Dias atrás, presenciei uma discussão inflamada entre dois pecuaristas, num bar de Ribeirão Preto, SP, sobre o cercamento das áreas de preservação permanente (APPs) e da Reserva Legal nas fazendas. Um dos produtores disse ter tomado essa medida e tentava convencer seu colega de que ela é obrigatória por lei, no que era contestado, criando-se uma grande celeuma. Gostei tanto do tema que resolvi me debruçar sobre ele.
Algumas pessoas argumentam que não se pode deixar o gado entrar nessas áreas, porque ele pode impedir ou dificultar a regeneração natural da vegetação nativa, fato este considerado crime (art. 48, da Lei 9.695/98). Volta-se, portanto, ao problema que originou a discussão no bar: o pecuarista é ou não obrigado a cercar APPs e Reserva Legal? A princípio, a lei não obriga a isso. Até porque as cercas em áreas protegidas podem dificultar o trânsito e a fuga de animais da fauna silvestre, inclusive em momentos de incêndio na mata, além de ter alto custo para o produtor.
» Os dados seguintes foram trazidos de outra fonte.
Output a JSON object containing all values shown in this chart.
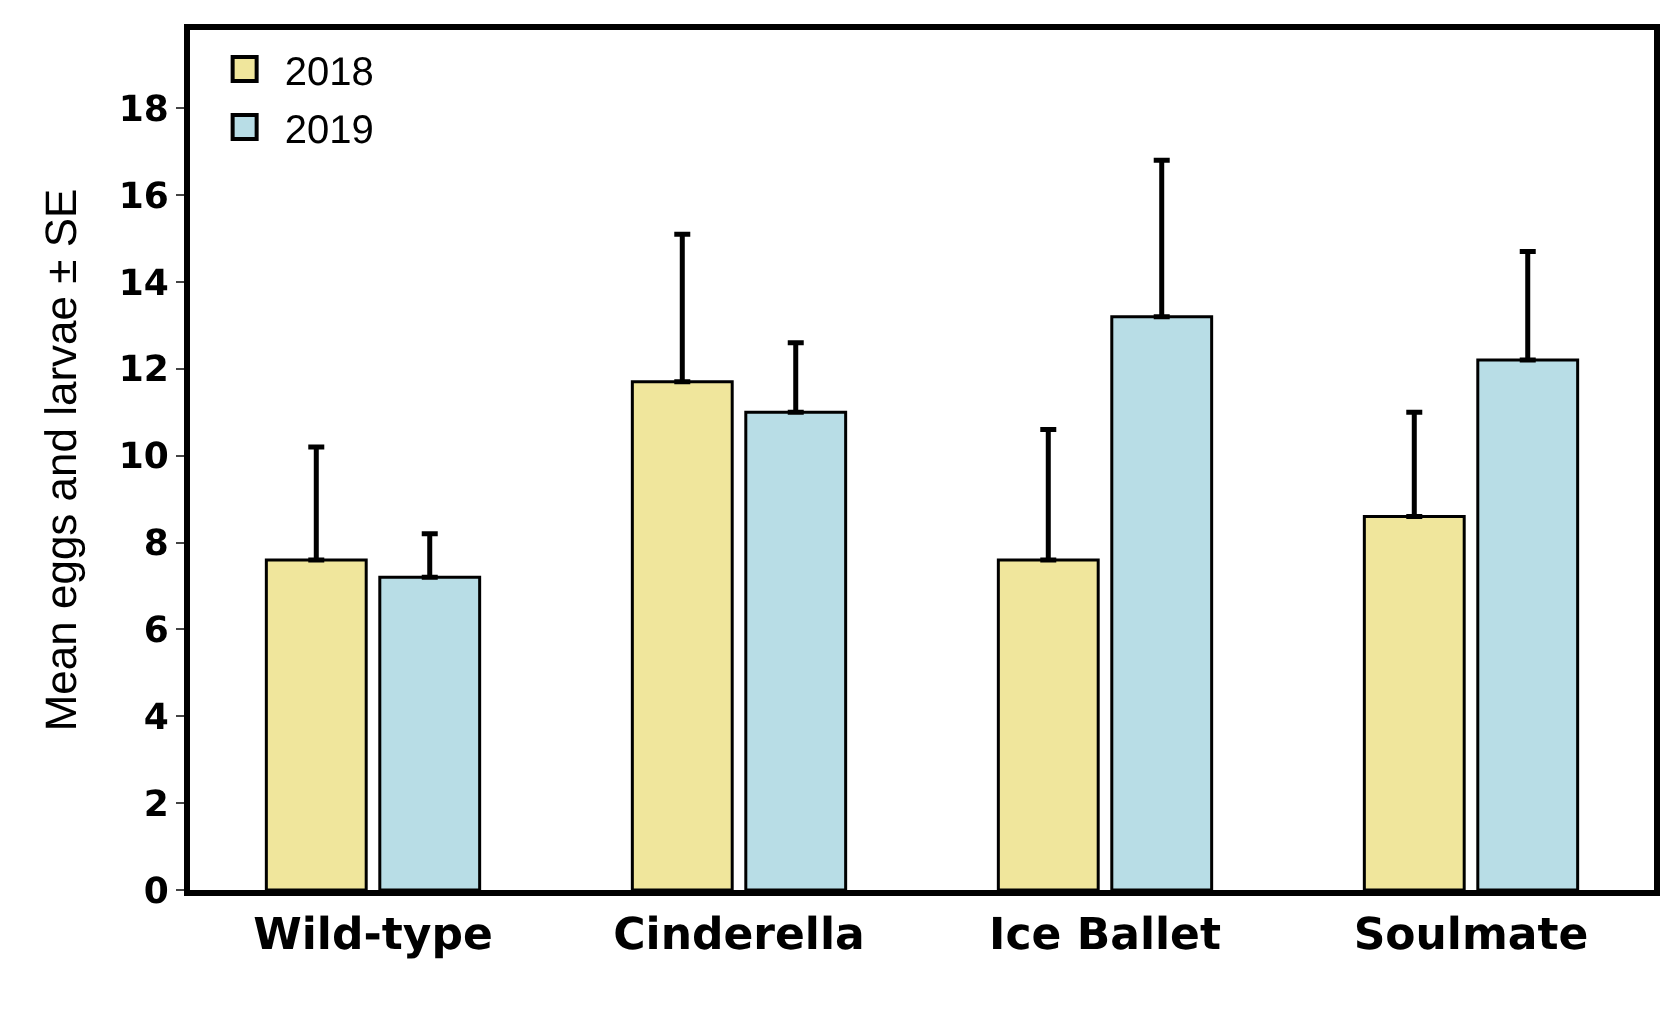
{
  "chart_data": {
    "type": "bar",
    "ylabel": "Mean eggs and larvae ± SE",
    "categories": [
      "Wild-type",
      "Cinderella",
      "Ice Ballet",
      "Soulmate"
    ],
    "series": [
      {
        "name": "2018",
        "color": "#f0e69c",
        "values": [
          7.6,
          11.7,
          7.6,
          8.6
        ],
        "errors": [
          [
            7.6,
            10.2
          ],
          [
            11.7,
            15.1
          ],
          [
            7.6,
            10.6
          ],
          [
            8.6,
            11.0
          ]
        ]
      },
      {
        "name": "2019",
        "color": "#b8dde6",
        "values": [
          7.2,
          11.0,
          13.2,
          12.2
        ],
        "errors": [
          [
            7.2,
            8.2
          ],
          [
            11.0,
            12.6
          ],
          [
            13.2,
            16.8
          ],
          [
            12.2,
            14.7
          ]
        ]
      }
    ],
    "ylim": [
      0,
      19.8
    ],
    "yticks": [
      0,
      2,
      4,
      6,
      8,
      10,
      12,
      14,
      16,
      18
    ],
    "legend": "top left"
  }
}
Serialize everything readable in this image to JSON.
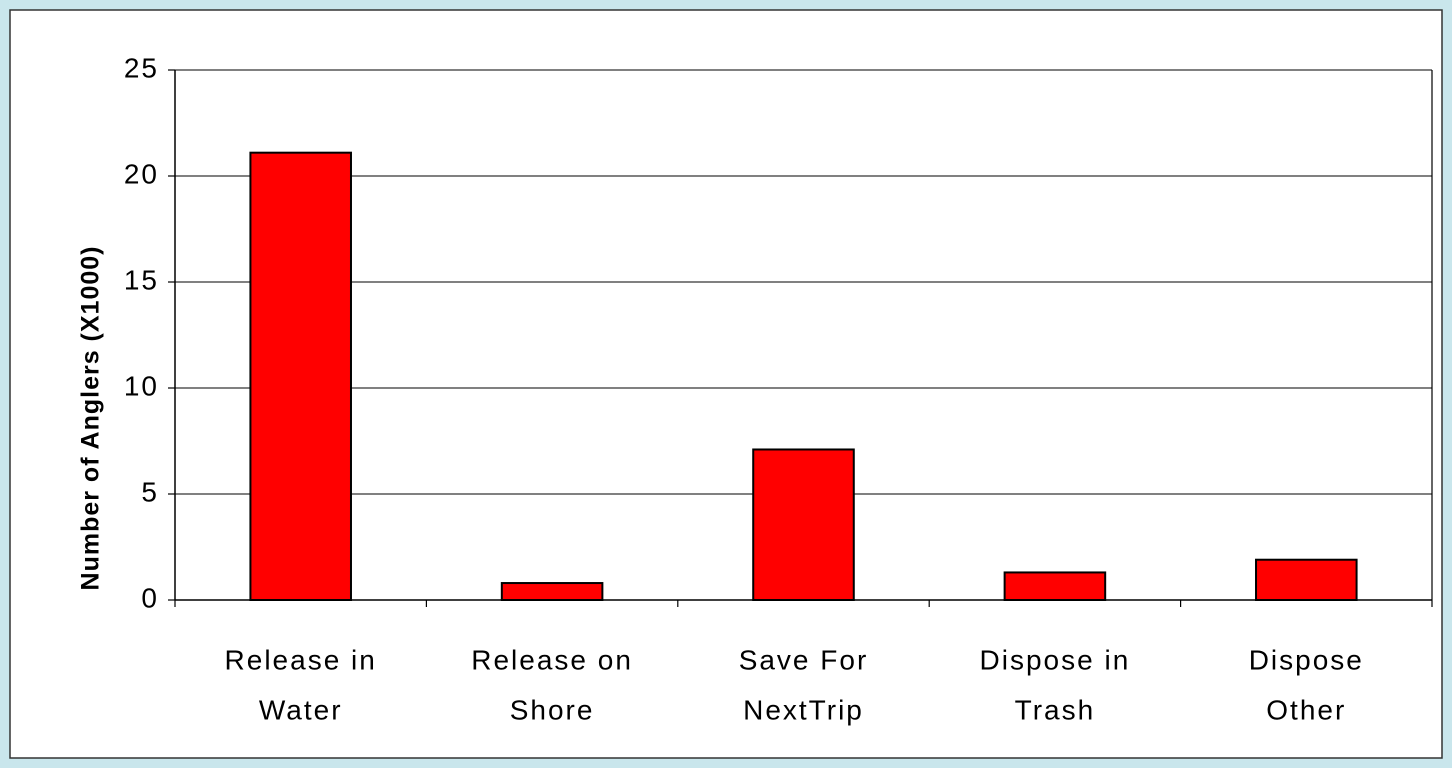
{
  "chart_data": {
    "type": "bar",
    "y_label": "Number of Anglers (X1000)",
    "categories": [
      [
        "Release in",
        "Water"
      ],
      [
        "Release on",
        "Shore"
      ],
      [
        "Save For",
        "NextTrip"
      ],
      [
        "Dispose in",
        "Trash"
      ],
      [
        "Dispose",
        "Other"
      ]
    ],
    "values": [
      21.1,
      0.8,
      7.1,
      1.3,
      1.9
    ],
    "color": "#ff0000",
    "ylim": [
      0,
      25
    ],
    "yticks": [
      0,
      5,
      10,
      15,
      20,
      25
    ],
    "grid": true
  }
}
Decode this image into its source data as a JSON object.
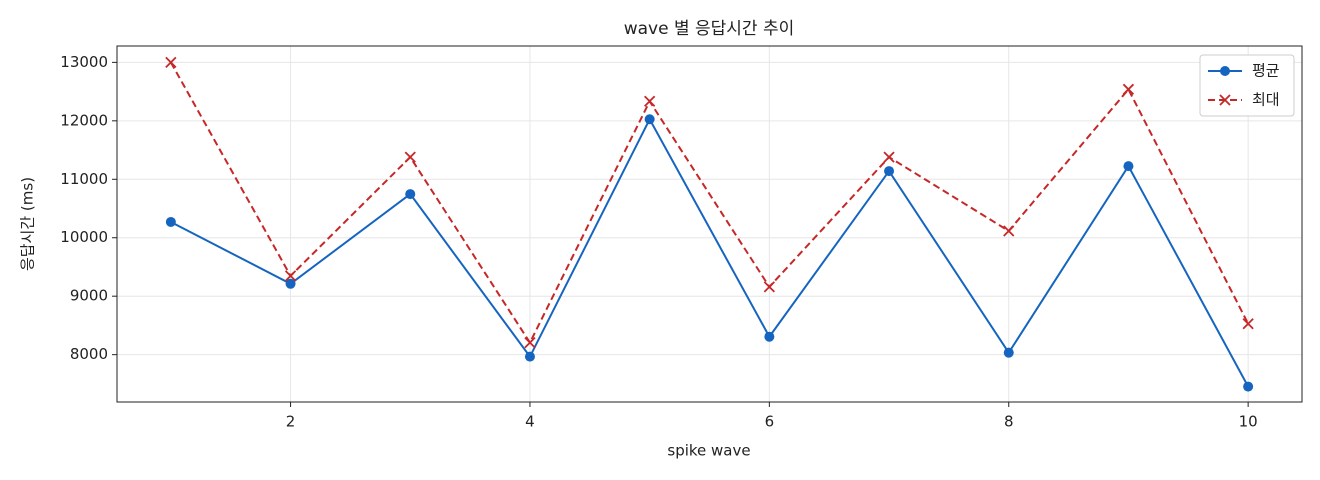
{
  "chart_data": {
    "type": "line",
    "title": "wave 별 응답시간 추이",
    "xlabel": "spike wave",
    "ylabel": "응답시간 (ms)",
    "x": [
      1,
      2,
      3,
      4,
      5,
      6,
      7,
      8,
      9,
      10
    ],
    "series": [
      {
        "name": "평균",
        "color": "#1565c0",
        "marker": "circle",
        "dash": "solid",
        "values": [
          10270,
          9212,
          10747,
          7966,
          12027,
          8307,
          11140,
          8034,
          11225,
          7454
        ]
      },
      {
        "name": "최대",
        "color": "#c62828",
        "marker": "x",
        "dash": "dashed",
        "values": [
          13000,
          9348,
          11379,
          8205,
          12334,
          9160,
          11379,
          10116,
          12539,
          8529
        ]
      }
    ],
    "xlim": [
      0.55,
      10.45
    ],
    "ylim": [
      7190,
      13280
    ],
    "xticks": [
      2,
      4,
      6,
      8,
      10
    ],
    "yticks": [
      8000,
      9000,
      10000,
      11000,
      12000,
      13000
    ],
    "grid": true,
    "legend": "upper right"
  }
}
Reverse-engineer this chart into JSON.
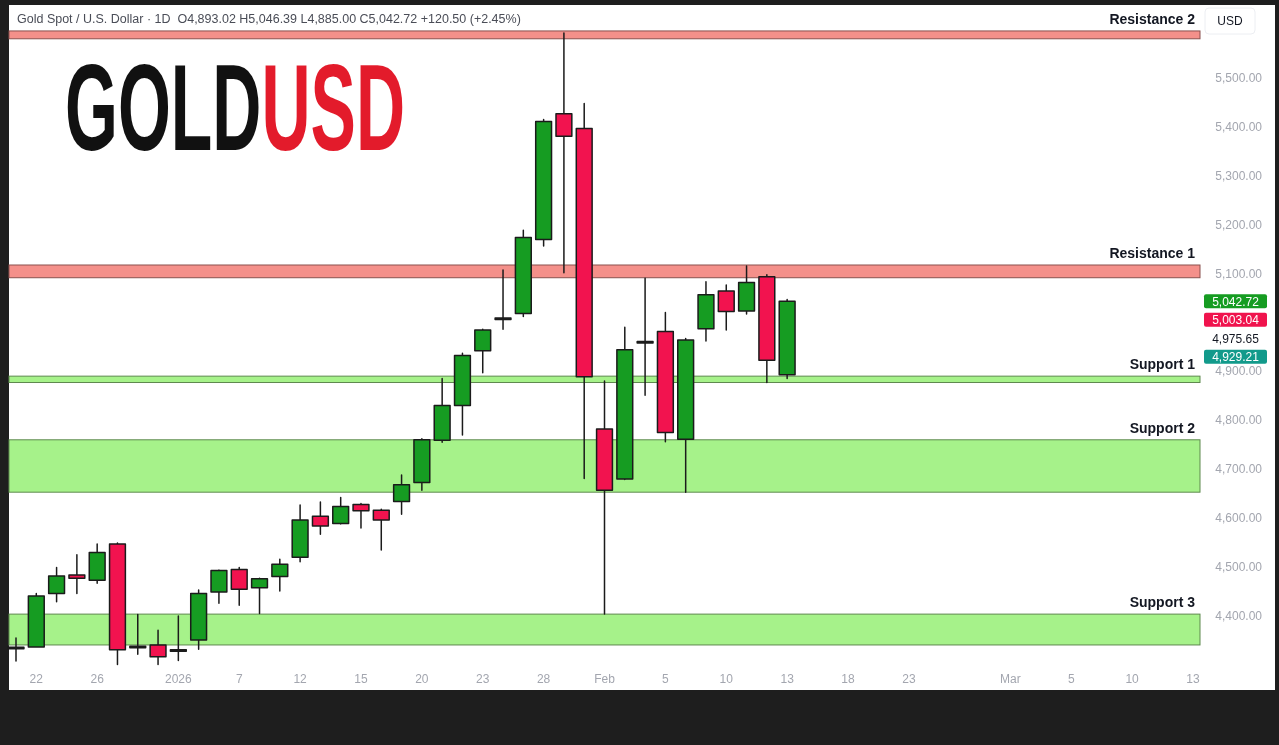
{
  "chart_data": {
    "type": "candlestick",
    "title": "GOLDUSD",
    "subtitle": "Gold Spot / U.S. Dollar · 1D  O4,893.02 H5,046.39 L4,885.00 C5,042.72 +120.50 (+2.45%)",
    "ylabel": "USD",
    "categories": [
      null,
      "22",
      null,
      null,
      "26",
      null,
      null,
      null,
      "2026",
      null,
      null,
      "7",
      null,
      null,
      "12",
      null,
      null,
      "15",
      null,
      null,
      "20",
      null,
      null,
      "23",
      null,
      null,
      "28",
      null,
      null,
      "Feb",
      null,
      null,
      "5",
      null,
      null,
      "10",
      null,
      null,
      "13",
      null,
      null,
      "18",
      null,
      null,
      "23",
      null,
      null,
      null,
      null,
      "Mar",
      null,
      null,
      "5",
      null,
      null,
      "10",
      null,
      null,
      "13"
    ],
    "ohlc": [
      [
        4334,
        4355,
        4308,
        4336
      ],
      [
        4337,
        4446,
        4337,
        4441
      ],
      [
        4446,
        4499,
        4429,
        4482
      ],
      [
        4484,
        4525,
        4446,
        4477
      ],
      [
        4473,
        4547,
        4467,
        4530
      ],
      [
        4547,
        4549,
        4301,
        4331
      ],
      [
        4338,
        4403,
        4322,
        4336
      ],
      [
        4341,
        4371,
        4301,
        4317
      ],
      [
        4330,
        4400,
        4309,
        4329
      ],
      [
        4351,
        4453,
        4332,
        4446
      ],
      [
        4449,
        4494,
        4426,
        4493
      ],
      [
        4495,
        4499,
        4422,
        4455
      ],
      [
        4458,
        4477,
        4405,
        4476
      ],
      [
        4481,
        4516,
        4451,
        4506
      ],
      [
        4520,
        4627,
        4511,
        4596
      ],
      [
        4604,
        4633,
        4567,
        4584
      ],
      [
        4589,
        4642,
        4588,
        4624
      ],
      [
        4628,
        4630,
        4580,
        4615
      ],
      [
        4616,
        4618,
        4535,
        4596
      ],
      [
        4634,
        4688,
        4608,
        4668
      ],
      [
        4673,
        4762,
        4657,
        4760
      ],
      [
        4759,
        4885,
        4755,
        4830
      ],
      [
        4830,
        4937,
        4770,
        4932
      ],
      [
        4942,
        4986,
        4897,
        4984
      ],
      [
        5008,
        5107,
        4986,
        5006
      ],
      [
        5018,
        5188,
        5012,
        5173
      ],
      [
        5169,
        5414,
        5156,
        5410
      ],
      [
        5426,
        5591,
        5101,
        5380
      ],
      [
        5396,
        5447,
        4681,
        4889
      ],
      [
        4782,
        4880,
        4404,
        4657
      ],
      [
        4680,
        4990,
        4679,
        4944
      ],
      [
        4960,
        5090,
        4851,
        4958
      ],
      [
        4981,
        5020,
        4756,
        4775
      ],
      [
        4761,
        4967,
        4653,
        4964
      ],
      [
        4987,
        5083,
        4962,
        5056
      ],
      [
        5064,
        5076,
        4984,
        5022
      ],
      [
        5023,
        5115,
        5017,
        5081
      ],
      [
        5093,
        5097,
        4877,
        4922.22
      ],
      [
        4893.02,
        5046.39,
        4885.0,
        5042.72
      ],
      null,
      null,
      null,
      null,
      null,
      null,
      null,
      null,
      null,
      null,
      null,
      null,
      null,
      null,
      null,
      null,
      null,
      null,
      null,
      null
    ],
    "colors": [
      "#3a3a3a",
      "#169c22",
      "#169c22",
      "#f2134f",
      "#169c22",
      "#f2134f",
      "#3a3a3a",
      "#f2134f",
      "#3a3a3a",
      "#169c22",
      "#169c22",
      "#f2134f",
      "#169c22",
      "#169c22",
      "#169c22",
      "#f2134f",
      "#169c22",
      "#f2134f",
      "#f2134f",
      "#169c22",
      "#169c22",
      "#169c22",
      "#169c22",
      "#169c22",
      "#3a3a3a",
      "#169c22",
      "#169c22",
      "#f2134f",
      "#f2134f",
      "#f2134f",
      "#169c22",
      "#3a3a3a",
      "#f2134f",
      "#169c22",
      "#169c22",
      "#f2134f",
      "#169c22",
      "#f2134f",
      "#169c22",
      null,
      null,
      null,
      null,
      null,
      null,
      null,
      null,
      null,
      null,
      null,
      null,
      null,
      null,
      null,
      null,
      null,
      null,
      null,
      null
    ],
    "ylim": [
      4249,
      5648
    ],
    "yticks": [
      {
        "value": 4400,
        "label": "4,400.00"
      },
      {
        "value": 4500,
        "label": "4,500.00"
      },
      {
        "value": 4600,
        "label": "4,600.00"
      },
      {
        "value": 4700,
        "label": "4,700.00"
      },
      {
        "value": 4800,
        "label": "4,800.00"
      },
      {
        "value": 4900,
        "label": "4,900.00"
      },
      {
        "value": 5100,
        "label": "5,100.00"
      },
      {
        "value": 5200,
        "label": "5,200.00"
      },
      {
        "value": 5300,
        "label": "5,300.00"
      },
      {
        "value": 5400,
        "label": "5,400.00"
      },
      {
        "value": 5500,
        "label": "5,500.00"
      }
    ],
    "bands": [
      {
        "axis": "y",
        "from": 4341,
        "to": 4404,
        "label": "Support 3",
        "color": "#a6f28a"
      },
      {
        "axis": "y",
        "from": 5579,
        "to": 5595,
        "label": "Resistance 2",
        "color": "#f4908a"
      },
      {
        "axis": "y",
        "from": 5091,
        "to": 5117,
        "label": "Resistance 1",
        "color": "#f4908a"
      },
      {
        "axis": "y",
        "from": 4653,
        "to": 4760,
        "label": "Support 2",
        "color": "#a6f28a"
      },
      {
        "axis": "y",
        "from": 4877,
        "to": 4890,
        "label": "Support 1",
        "color": "#a6f28a"
      }
    ],
    "annotations": [
      "5,042.72",
      "5,003.04",
      "4,975.65",
      "4,929.21"
    ]
  }
}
Outra questão que pode ser analisada, para se definir se o não cercamento de APPs e da Reserva Legal é ou não delituoso, nos termos da lei penal, é aferir qual a quantidade de animais teria o condão de dificultar ou impedir a regeneração natural da vegetação, já que, na área criminal, os fatos precisam enquadrar-se perfeitamente nos pormenores da lei (Princípio da Taxatividade), como se fosse uma “mão na luva”, uma “chave na fechadura”, não se admitindo a figura da analogia contra o acusado (vedação in malam partem). Usando uma linguagem mais técnica, analisamos em Direito Penal a tipicidade formal e material.
O que diz a lei?
A lei dos Crimes Ambientais, em seu artigo 48, penaliza o ato de impedir ou dificultar a regeneração de florestas e demais formas de vegetação. Ora, impedir é obstruir, interromper, e dificultar é tornar algo custoso, o que não nos parece ocorrer no acesso de gado na mata, até porque os animais entram e saem desses locais, razão pela qual concluímos pela inexistência de crime nesta conduta.
A título de exemplo, a construção de edificações, como uma casa, nas áreas de preservação, sim, em tese, poderia configurar delito. Outro fato a ser considerado é o seguinte: em períodos de estiagem, a diminuição considerável de forragem nos pastos naturalmente empurra parte do rebanho para dentro da mata à procura de comida. Trata-se de um fenômeno instintivo de qualquer ser vivo.
Há ainda um fato importantíssimo que descaracterizaria o crime supostamente praticado. O Código Florestal, em seu artigo 9, diz o seguinte: “É permitido o acesso de pessoas e animais às áreas de preservação permanente para obtenção de água e para realização de atividades de baixo impacto ambiental”. Como se vê, não basta conhecer apenas a lei penal, mas normas extrapenais que regulam diversas condutas descriminalizadoras. Chamamos isso de norma penal em branco. Desta feita, provando o pecuarista que o rebanho adentra a floresta em busca de água – fato este permitido nos termos da lei (a qual, aliás, não faz nenhuma ressalva) –, o fato deixa de ser crime.
Legislação estadual
É bem verdade que, em matéria de meio ambiente, os Estados também podem legislar; desde que não contrariem ou embaracem a Lei Federal, que, nitidamente, prevê a excludente. Mas, mesmo que o pecuarista fosse obrigado a impedir o ingresso dos bovinos em áreas protegidas por lei, não haveria crime, se ele ocorresse de forma culposa, ou seja, sem a intenção de causar o dano, uma vez que crimes dessa natureza não são passíveis de punição por essa modalidade (culposa).
É bem verdade que em Direito dificilmente existe uma pacificação sobre um tema proposto. Trata-se de uma característica da ciência jurídica e, possivelmente, encontrar-se-á posições em sentido contrário. Todavia, com base na estrutura, princípios e apregoados do Direito Penal, concluímos pela inexistência do crime. Vale ressaltar, porém, que o cercamento de matas ciliares é recomendável, por evitar assoreamento e eventual contaminação das fontes de água pelos animais.